Отец Николаши не очень обрадовался тому, что сын избрал поприще адвоката, не преминул выразиться: «Из-за этих юристов-артистов суд скоро станет настоящим балаганом». Николай Степанович откликнулся мягче, одобрил идею защиты малоимущих и даже обещал помогать советами, но Николай понимал, что дед тоже желал бы видеть его следователем, а не адвокатом.

Семёрка энергично взялась за работу. Помочь удавалось многим, но вскоре перед энтузиастами во всей своей неприглядности встал финансовый вопрос. Оказалось, что жертвовать собственным благополучием готовы не все. Первым сдался сам председатель, который удачно женился, перебрался в столицу и там открыл своё дело. Его место негаданно для себя занял Вигель, но и на этом отток членов не закончился. Кока Груздев был уличён в получении денег от бедных людей, которых полагалось защищать безвозмездно, и после бурной ссоры был исключён из организации. Погиб, утонув в реке, Муля Хонин. Уехал, соблазнившись выгодным предложением, младший Переслевский. Правда, с младшего курса к кружку примкнул ещё один член, и оставшаяся четвёрка благополучно просуществовала до августа Четырнадцатого года. К тому моменту Николай уже начал тяготиться своим делом, но продолжал добросовестно работать, не считая себя вправе устраниться, как это сделали некоторые товарищи, а после объявления войны с чистой совестью сложил с себя полномочия председателя и записался добровольцем на фронт. Оставшаяся тройка проработала ещё несколько месяцев, после чего распалась окончательно.

«Вольнопёром» Николай оставался недолго — вскоре закончил полугодичные офицерские курсы и вернулся на фронт в чине прапорщика. Потянулись долгие окопные месяцы, за которые война истребила образ благополучного московского адвоката, явив вместо него смелого грамотного офицера, ориентирующегося на поле боя ничуть не хуже, чем в суде. Трижды Вигель был ранен: дважды легко, а один раз врачи едва выходили его.
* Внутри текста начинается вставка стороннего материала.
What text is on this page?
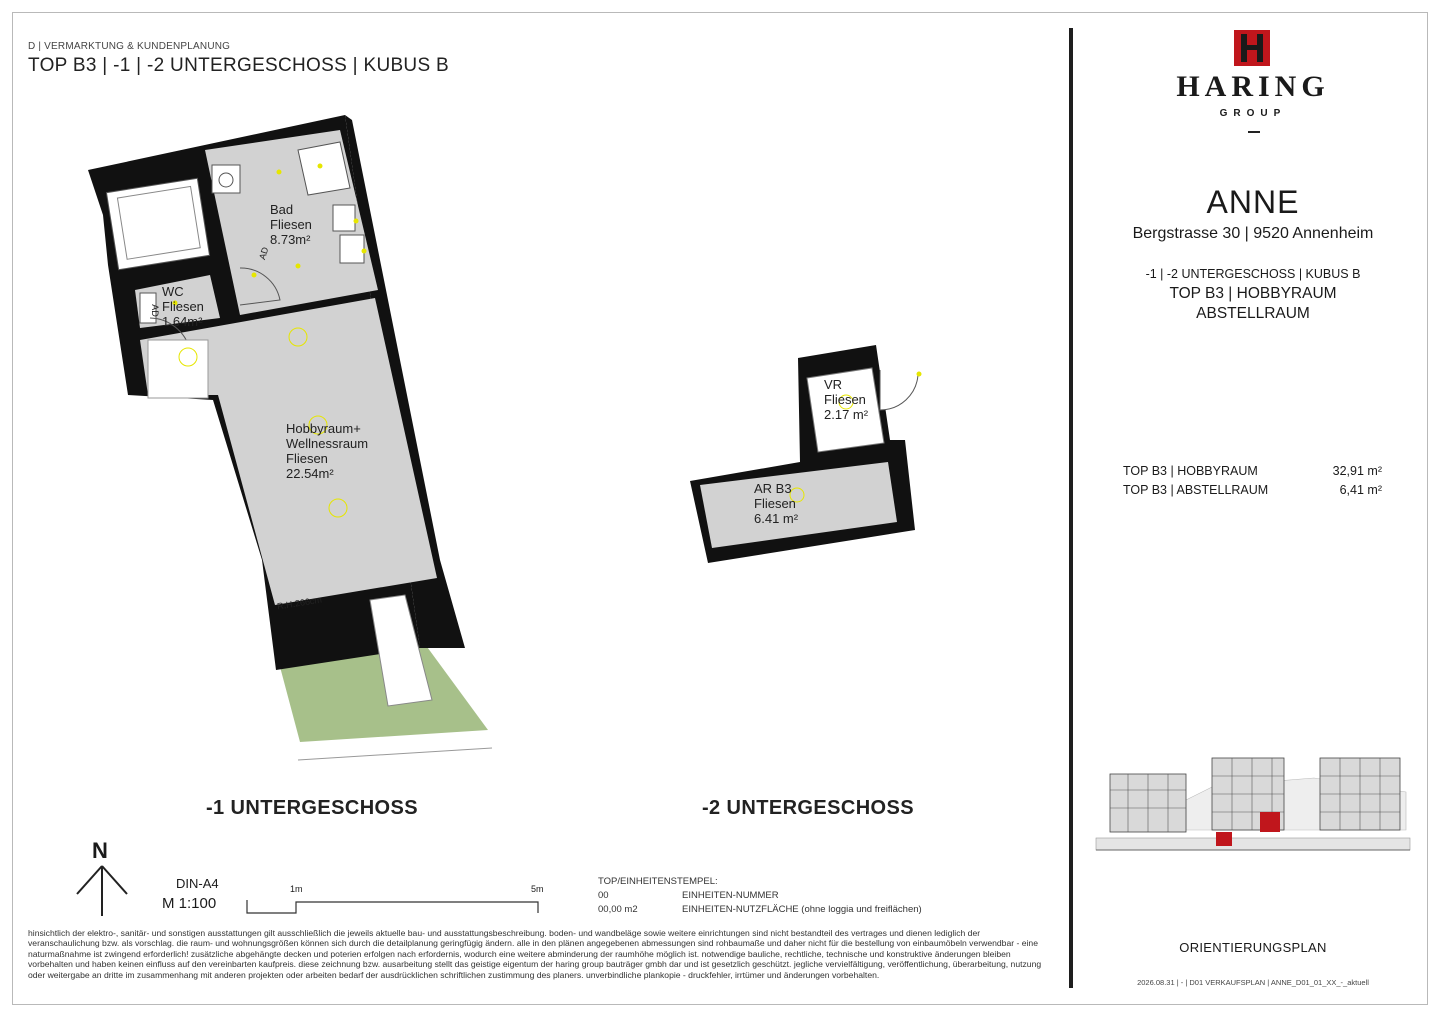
D | VERMARKTUNG & KUNDENPLANUNG
TOP B3 | -1 | -2 UNTERGESCHOSS | KUBUS B
Bad
Fliesen
8.73m²
WC
Fliesen
1.64m²
Hobbyraum+
Wellnessraum
Fliesen
22.54m²
R.H.266cm
AD
AD
VR
Fliesen
2.17 m²
AR B3
Fliesen
6.41 m²
-1 UNTERGESCHOSS	-2 UNTERGESCHOSS
N
DIN-A4
M 1:100
1m	5m
TOP/EINHEITENSTEMPEL:
00	EINHEITEN-NUMMER
00,00 m2	EINHEITEN-NUTZFLÄCHE (ohne loggia und freiflächen)
hinsichtlich der elektro-, sanitär- und sonstigen ausstattungen gilt ausschließlich die jeweils aktuelle bau- und ausstattungsbeschreibung. boden- und wandbeläge sowie weitere einrichtungen sind nicht bestandteil des vertrages und dienen lediglich der veranschaulichung bzw. als vorschlag. die raum- und wohnungsgrößen können sich durch die detailplanung geringfügig ändern. alle in den plänen angegebenen abmessungen sind rohbaumaße und daher nicht für die bestellung von einbaumöbeln verwendbar - eine naturmaßnahme ist zwingend erforderlich! zusätzliche abgehängte decken und poterien erfolgen nach erfordernis, wodurch eine weitere abminderung der raumhöhe möglich ist. notwendige bauliche, rechtliche, technische und konstruktive änderungen bleiben vorbehalten und haben keinen einfluss auf den vereinbarten kaufpreis. diese zeichnung bzw. ausarbeitung stellt das geistige eigentum der haring group bauträger gmbh dar und ist gesetzlich geschützt. jegliche vervielfältigung, veröffentlichung, überarbeitung, nutzung oder weitergabe an dritte im zusammenhang mit anderen projekten oder arbeiten bedarf der ausdrücklichen schriftlichen zustimmung des planers. unverbindliche plankopie - druckfehler, irrtümer und änderungen vorbehalten.
HARING
GROUP
ANNE
Bergstrasse 30 | 9520 Annenheim
-1 | -2 UNTERGESCHOSS | KUBUS B
TOP B3 | HOBBYRAUM
ABSTELLRAUM
TOP B3 | HOBBYRAUM	32,91 m²
TOP B3 | ABSTELLRAUM	6,41 m²
ORIENTIERUNGSPLAN
2026.08.31 | - | D01 VERKAUFSPLAN | ANNE_D01_01_XX_-_aktuell
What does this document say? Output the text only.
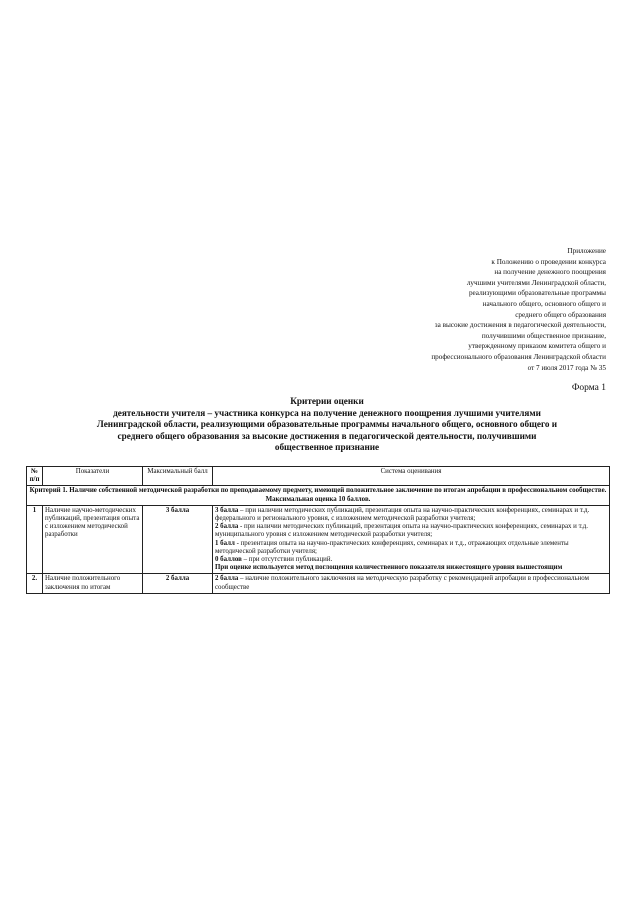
Приложение
к Положению о проведении конкурса
на получение денежного поощрения
лучшими учителями Ленинградской области,
реализующими образовательные программы
начального общего, основного общего и
среднего общего образования
за высокие достижения в педагогической деятельности,
получившими общественное признание,
утвержденному приказом комитета общего и
профессионального образования Ленинградской области
от 7 июля 2017 года № 35
Форма 1
Критерии оценки
деятельности учителя – участника конкурса на получение денежного поощрения лучшими учителями
Ленинградской области, реализующими образовательные программы начального общего, основного общего и
среднего общего образования за высокие достижения в педагогической деятельности, получившими
общественное признание
№ п/п	Показатели	Максимальный балл	Система оценивания
Критерий 1. Наличие собственной методической разработки по преподаваемому предмету, имеющей положительное заключение по итогам апробации в профессиональном сообществе. Максимальная оценка 10 баллов.			
1	Наличие научно-методических публикаций, презентация опыта с изложением методической разработки	3 балла	3 балла – при наличии методических публикаций, презентация опыта на научно-практических конференциях, семинарах и т.д. федерального и регионального уровня, с изложением методической разработки учителя;
2 балла - при наличии методических публикаций, презентация опыта на научно-практических конференциях, семинарах и т.д. муниципального уровня с изложением методической разработки учителя;
1 балл - презентация опыта на научно-практических конференциях, семинарах и т.д., отражающих отдельные элементы методической разработки учителя;
0 баллов – при отсутствии публикаций.
При оценке используется метод поглощения количественного показателя нижестоящего уровня вышестоящим

2.	Наличие положительного заключения по итогам	2 балла	2 балла – наличие положительного заключения на методическую разработку с рекомендацией апробации в профессиональном сообществе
И на целых два месяца Николай вынужден был вернуться в Москву, чтобы оправиться от полученной раны.

Но вот, грянула революция, и началась какая-то бессмысленная круговерть, в которой решительно мало кто мог что-то разобрать толком, и даже самые дальновидные умы подпадали нездоровой всеобщей эйфории. Но вдруг среди повсеместного распада и гниения символом надежды, вскинутым булатным клинком блеснуло прославленное имя — Корнилов! На недавнего начальника Петроградского военного округа, а ныне командующего Восьмой армией Юго-Западного фронта, затаив дыхание, смотрела вся Россия, ловя каждое его слово. А он говорил о необходимости очистить армию от политики, оградить от пагубного влияния советов, требовал ужесточения мер для поддержания дисциплины и введения смертной казни в армии. Нельзя было противостоять анархии голыми руками и пустозвонством, чего никак не желали понять политики, но очень хорошо понимало большинство офицеров, чувствовавших в Корнилове ту силу, которая ещё может остановить катастрофу.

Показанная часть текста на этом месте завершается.